There is no universal way to measure PR activities. Therefore, in Profeina, we have created a set of possible indicators that – depending on the scope of work entrusted to the PR agency – can be used in reporting. For is not true that PR activities cannot be measured.
First, two important explanations. The following text concerns the measures of the effectiveness of media relations activities (cooperation with the media) and the long-term situation – i.e. a minimum of half a year of methodical cooperation of PR agencies with the brand.
At the beginning, it is necessary to determine from what point do we actually start PR activities. To build “brand awareness” or “increase brand recognition” and be able to track the progress of these processes – you need to know at what level of awareness or recognition we are taking over the brand. For this purpose, it is best to study the brand’s target groups. However, usually only large entities can afford it.
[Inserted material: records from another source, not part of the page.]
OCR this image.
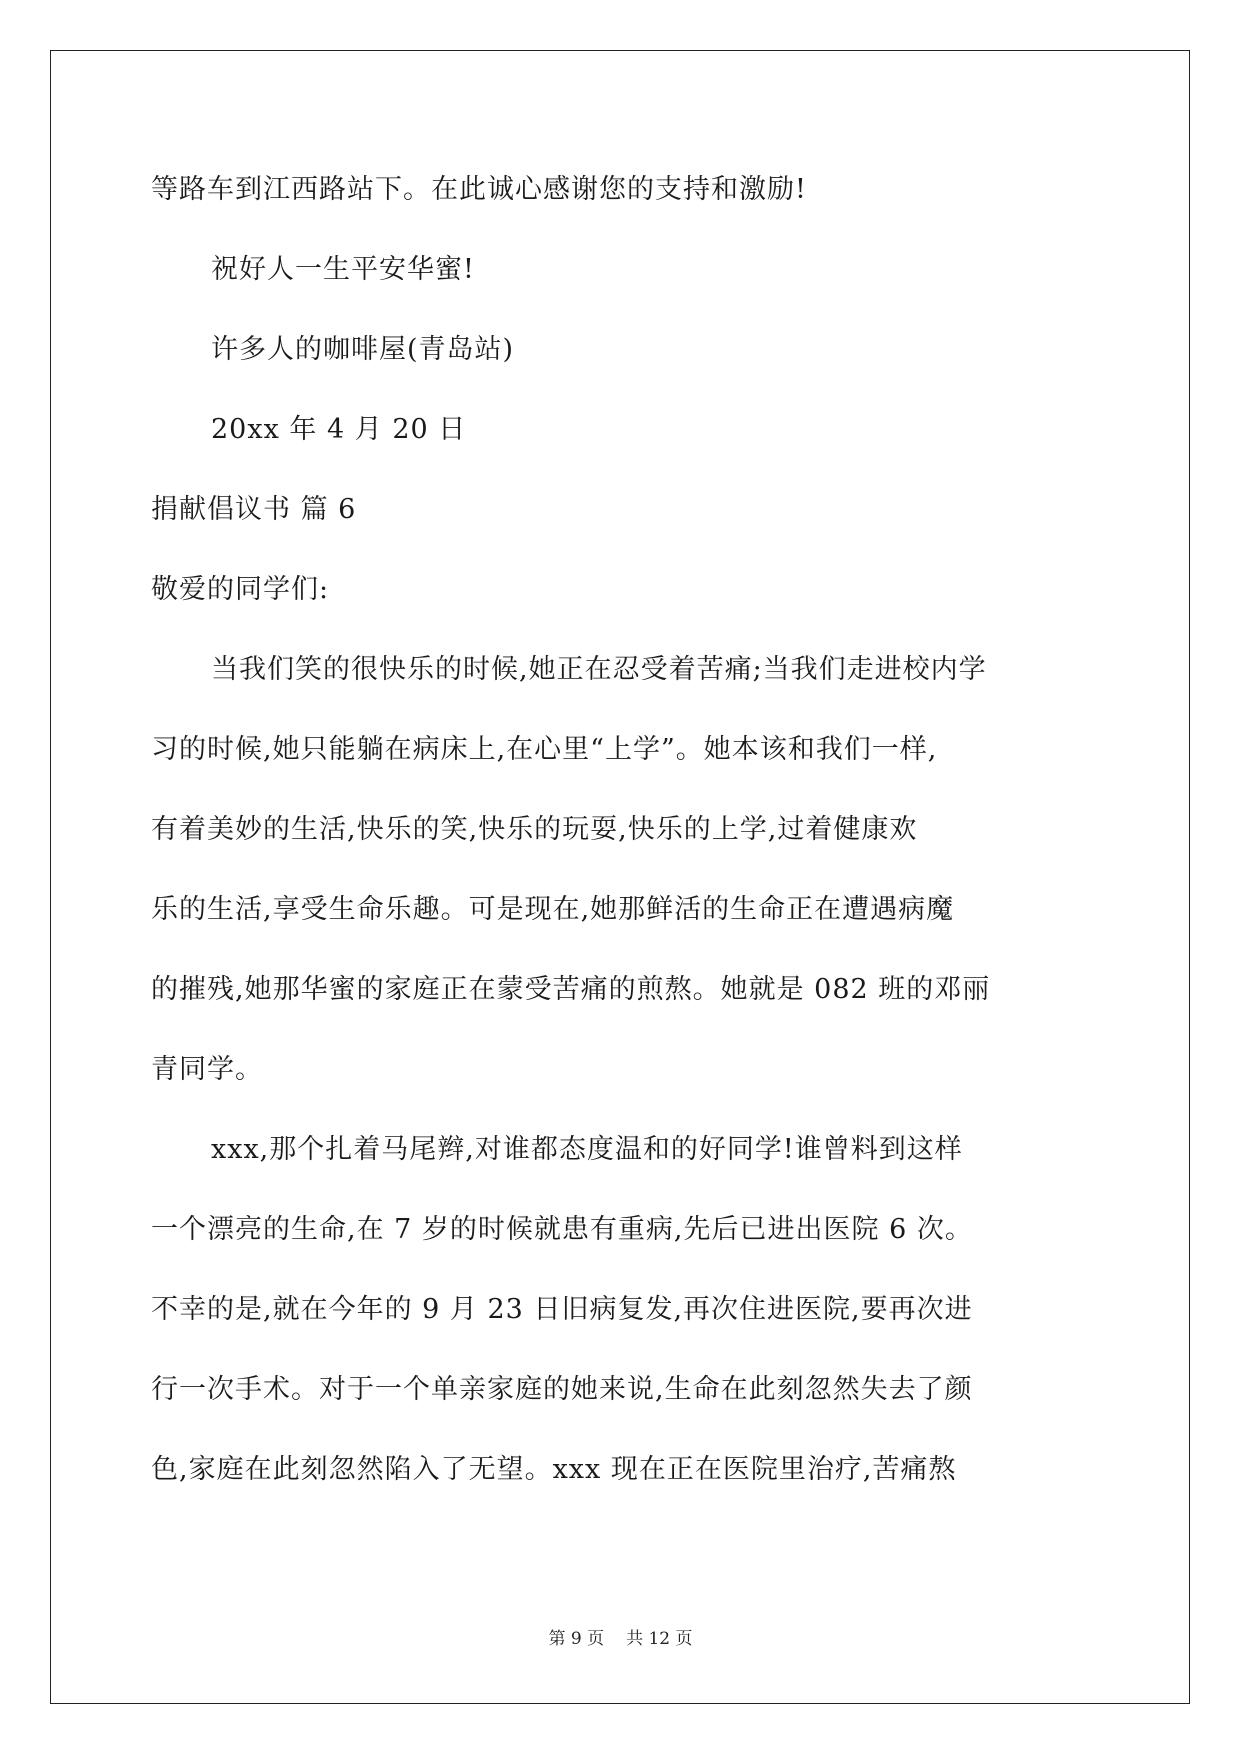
等路车到江西路站下。在此诚心感谢您的支持和激励!
祝好人一生平安华蜜!
许多人的咖啡屋(青岛站)
20xx 年 4 月 20 日
捐献倡议书 篇 6
敬爱的同学们:
当我们笑的很快乐的时候,她正在忍受着苦痛;当我们走进校内学
习的时候,她只能躺在病床上,在心里“上学”。她本该和我们一样,
有着美妙的生活,快乐的笑,快乐的玩耍,快乐的上学,过着健康欢
乐的生活,享受生命乐趣。可是现在,她那鲜活的生命正在遭遇病魔
的摧残,她那华蜜的家庭正在蒙受苦痛的煎熬。她就是 082 班的邓丽
青同学。
xxx,那个扎着马尾辫,对谁都态度温和的好同学!谁曾料到这样
一个漂亮的生命,在 7 岁的时候就患有重病,先后已进出医院 6 次。
不幸的是,就在今年的 9 月 23 日旧病复发,再次住进医院,要再次进
行一次手术。对于一个单亲家庭的她来说,生命在此刻忽然失去了颜
色,家庭在此刻忽然陷入了无望。xxx 现在正在医院里治疗,苦痛熬
第 9 页 共 12 页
If the brand does not have budget for brand awareness research or starts from scratch – because it is a startup or a company at an early stage of development – such a survey is unnecessary, but tracking progress absolutely is.
Most often, PR activity reports are based on the number of publications, their reach or the so-called “opinion-forming” power of a title or station that mentioned the brand. But the topic of measuring the effectiveness of PR agencies can be approached in different ways.
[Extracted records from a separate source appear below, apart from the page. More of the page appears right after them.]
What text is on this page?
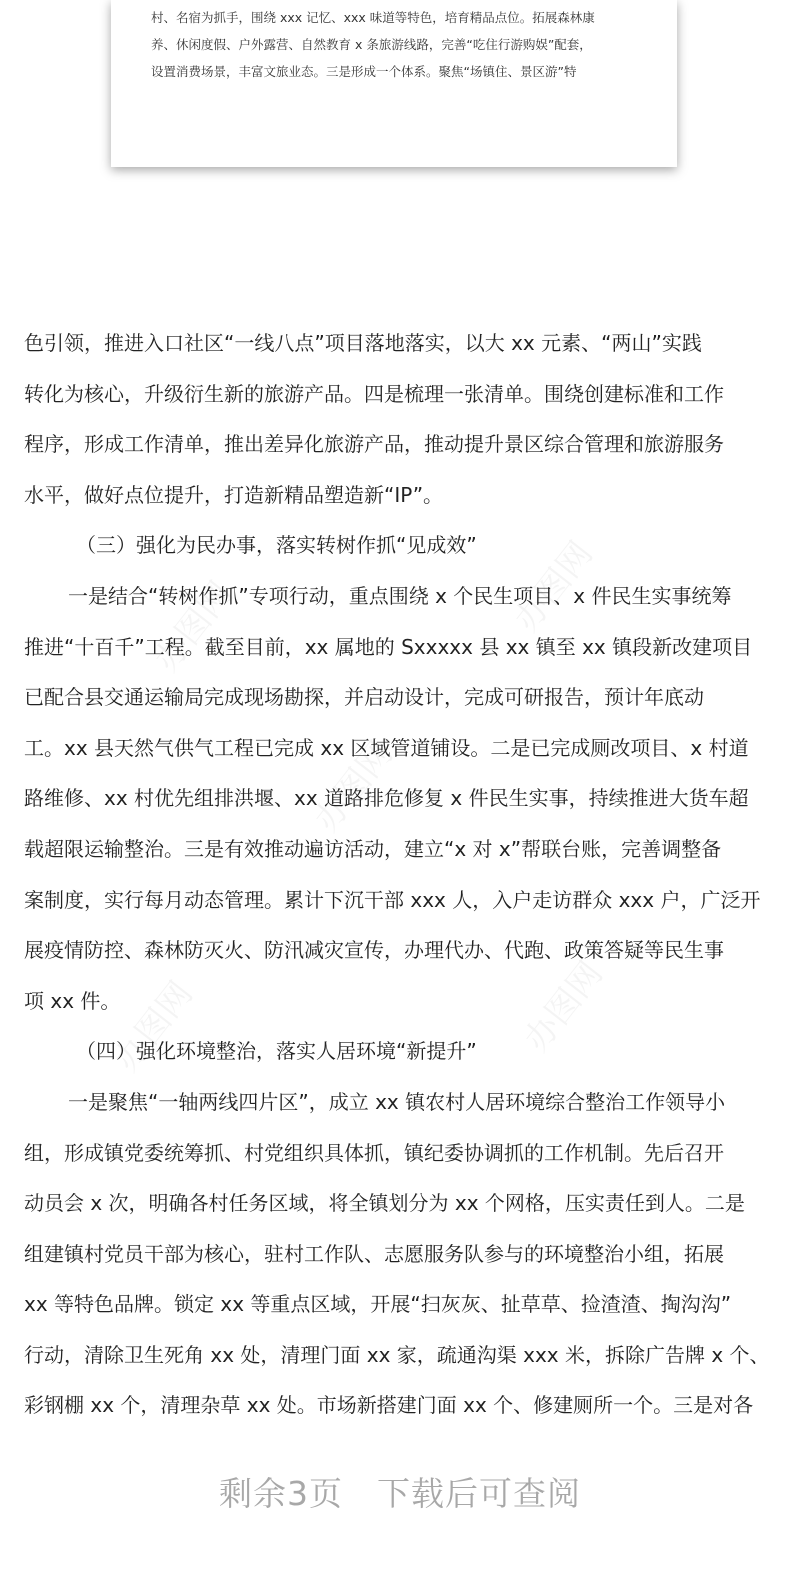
村、名宿为抓手，围绕 xxx 记忆、xxx 味道等特色，培育精品点位。拓展森林康

养、休闲度假、户外露营、自然教育 x 条旅游线路，完善“吃住行游购娱”配套，

设置消费场景，丰富文旅业态。三是形成一个体系。聚焦“场镇住、景区游”特

色引领，推进入口社区“一线八点”项目落地落实，以大 xx 元素、“两山”实践

转化为核心，升级衍生新的旅游产品。四是梳理一张清单。围绕创建标准和工作

程序，形成工作清单，推出差异化旅游产品，推动提升景区综合管理和旅游服务

水平，做好点位提升，打造新精品塑造新“IP”。

（三）强化为民办事，落实转树作抓“见成效”

一是结合“转树作抓”专项行动，重点围绕 x 个民生项目、x 件民生实事统筹

推进“十百千”工程。截至目前，xx 属地的 Sxxxxx 县 xx 镇至 xx 镇段新改建项目

已配合县交通运输局完成现场勘探，并启动设计，完成可研报告，预计年底动

工。xx 县天然气供气工程已完成 xx 区域管道铺设。二是已完成厕改项目、x 村道

路维修、xx 村优先组排洪堰、xx 道路排危修复 x 件民生实事，持续推进大货车超

载超限运输整治。三是有效推动遍访活动，建立“x 对 x”帮联台账，完善调整备

案制度，实行每月动态管理。累计下沉干部 xxx 人，入户走访群众 xxx 户，广泛开

展疫情防控、森林防灭火、防汛减灾宣传，办理代办、代跑、政策答疑等民生事

项 xx 件。

（四）强化环境整治，落实人居环境“新提升”

一是聚焦“一轴两线四片区”，成立 xx 镇农村人居环境综合整治工作领导小

组，形成镇党委统筹抓、村党组织具体抓，镇纪委协调抓的工作机制。先后召开

动员会 x 次，明确各村任务区域，将全镇划分为 xx 个网格，压实责任到人。二是

组建镇村党员干部为核心，驻村工作队、志愿服务队参与的环境整治小组，拓展

xx 等特色品牌。锁定 xx 等重点区域，开展“扫灰灰、扯草草、捡渣渣、掏沟沟”

行动，清除卫生死角 xx 处，清理门面 xx 家，疏通沟渠 xxx 米，拆除广告牌 x 个、

彩钢棚 xx 个，清理杂草 xx 处。市场新搭建门面 xx 个、修建厕所一个。三是对各

剩余3页 下载后可查阅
At Profeina, we divide the measurement of PR effectiveness into five elements, depending on the current brand recognition and the goal we – together with the client – set. They are in turn:
- Brand awareness,
- Brand reputation,
- Social impact,
- SEO impact,
- Sales support
Who writes about the brand, are they quality publications, do these publications reach the right people?
Does information about the brand appear in the media at the initiative of journalists themselves? Do brand experts receive media queries for comments? Are they invited to speeches and lectures? Do other entities refer to our data, reports?
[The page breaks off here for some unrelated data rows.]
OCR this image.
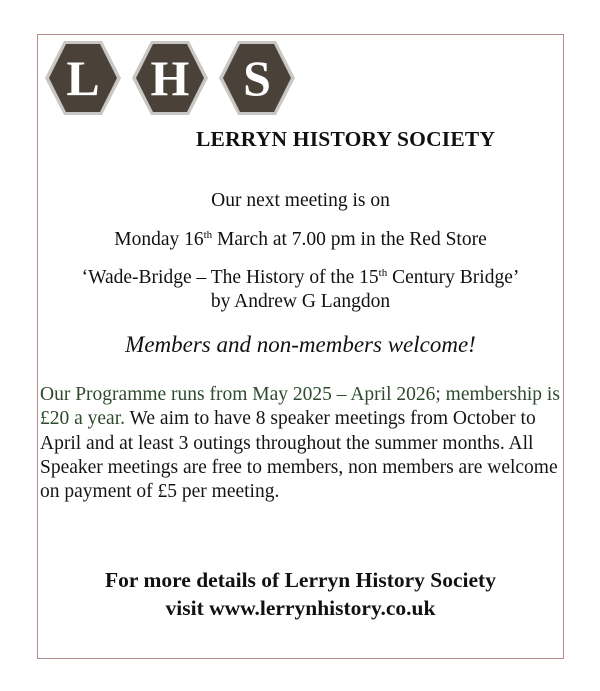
L	H	S
LERRYN HISTORY SOCIETY
Our next meeting is on
Monday 16th March at 7.00 pm in the Red Store
‘Wade-Bridge – The History of the 15th Century Bridge’
by Andrew G Langdon
Members and non-members welcome!
Our Programme runs from May 2025 – April 2026; membership is £20 a year. We aim to have 8 speaker meetings from October to April and at least 3 outings throughout the summer months. All Speaker meetings are free to members, non members are welcome on payment of £5 per meeting.
For more details of Lerryn History Society
visit www.lerrynhistory.co.uk
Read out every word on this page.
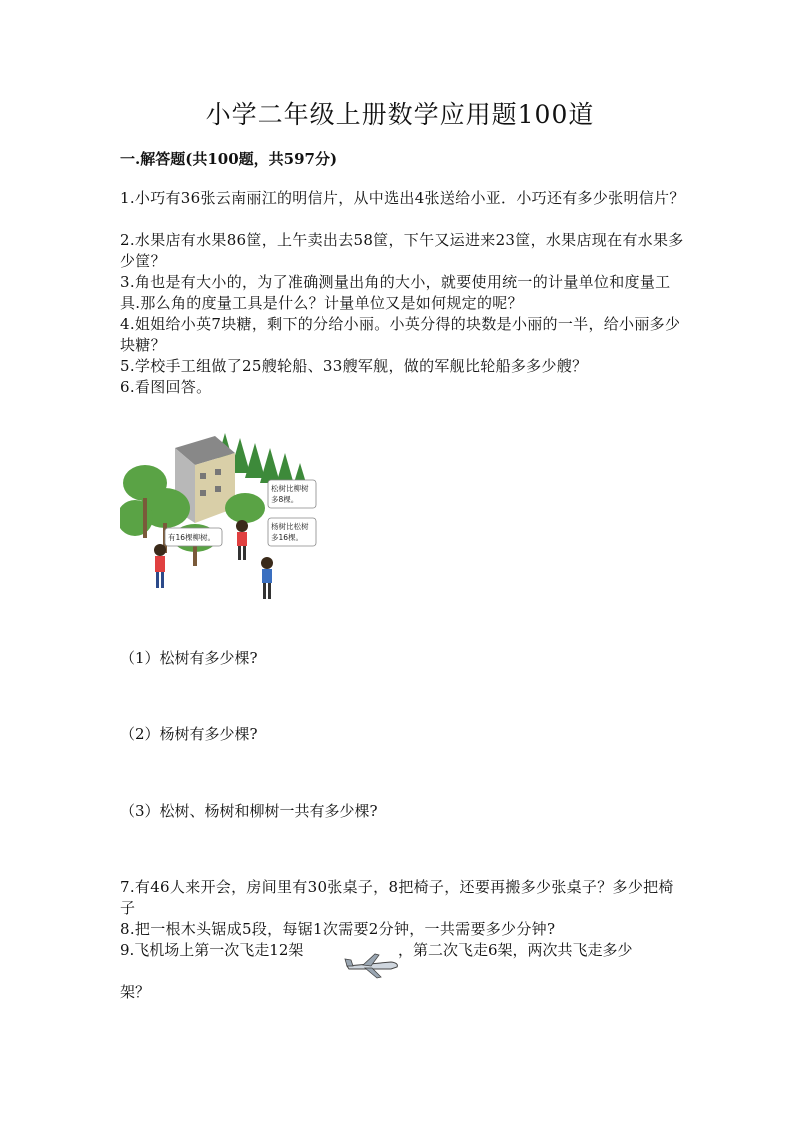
小学二年级上册数学应用题100道
一.解答题(共100题，共597分)
1.小巧有36张云南丽江的明信片，从中选出4张送给小亚．小巧还有多少张明信片？
2.水果店有水果86筐，上午卖出去58筐，下午又运进来23筐，水果店现在有水果多少筐？
3.角也是有大小的，为了准确测量出角的大小，就要使用统一的计量单位和度量工具.那么角的度量工具是什么？计量单位又是如何规定的呢？
4.姐姐给小英7块糖，剩下的分给小丽。小英分得的块数是小丽的一半，给小丽多少块糖？
5.学校手工组做了25艘轮船、33艘军舰，做的军舰比轮船多多少艘？
6.看图回答。
有16棵柳树。
松树比柳树
多8棵。
杨树比松树
多16棵。
（1）松树有多少棵?
（2）杨树有多少棵?
（3）松树、杨树和柳树一共有多少棵?
7.有46人来开会，房间里有30张桌子，8把椅子，还要再搬多少张桌子？多少把椅子
8.把一根木头锯成5段，每锯1次需要2分钟，一共需要多少分钟?
9.飞机场上第一次飞走12架	，第二次飞走6架，两次共飞走多少
架？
Shareability, social impact
Is the given press material about the company interesting enough to live a little longer, i.e. is it reproduced on social media?
Of course, the level of “shareability” is not fully dependent on the activities of the PR agency – it results, for example, from the quality of the text written by a journalist or the coverage of a given medium – but it can be supported (by consistently sharing the most interesting articles in social media on brand channels).
SEO impact / SEO PR
The PR agency can support brand positioning, mainly by acquiring quality links to the brand’s website (PR as a link building tactic). It is worth remembering, however, that not all media are ready to link to external sites in free materials, and only if the given material (e.g. report, analysis) is of high quality for a given medium.
PR is used to build brand recognition and reputation. The truth is, however, that companies, especially the rapidly developing ones – operating in accordance with the “Excel must be right” principle – are about sales. It is good if such expectations are clear to both parties from the very beginning of cooperation.
PR activities may to some extent support sales. To measure this, however, close collaboration between the agency and the client is required. The client must analyze internal data in detail and be ready to share it with a PR agency. Of course, there is never 100 percent certainty whether a given client came directly from being influenced by some publication. Our experience shows that the best effects are achieved by combining marketing (including SEO) and PR activities.
And finally, an explanation – reporting all of the above indicators would take a lot of time, both from the PR agency and the client. That is why it is worth considering which KPIs are a must-have at a given stage and which are nice-to-have. For now, it is impossible to automate everything with the help of tools, but certainly you can save a lot of time thanks to them.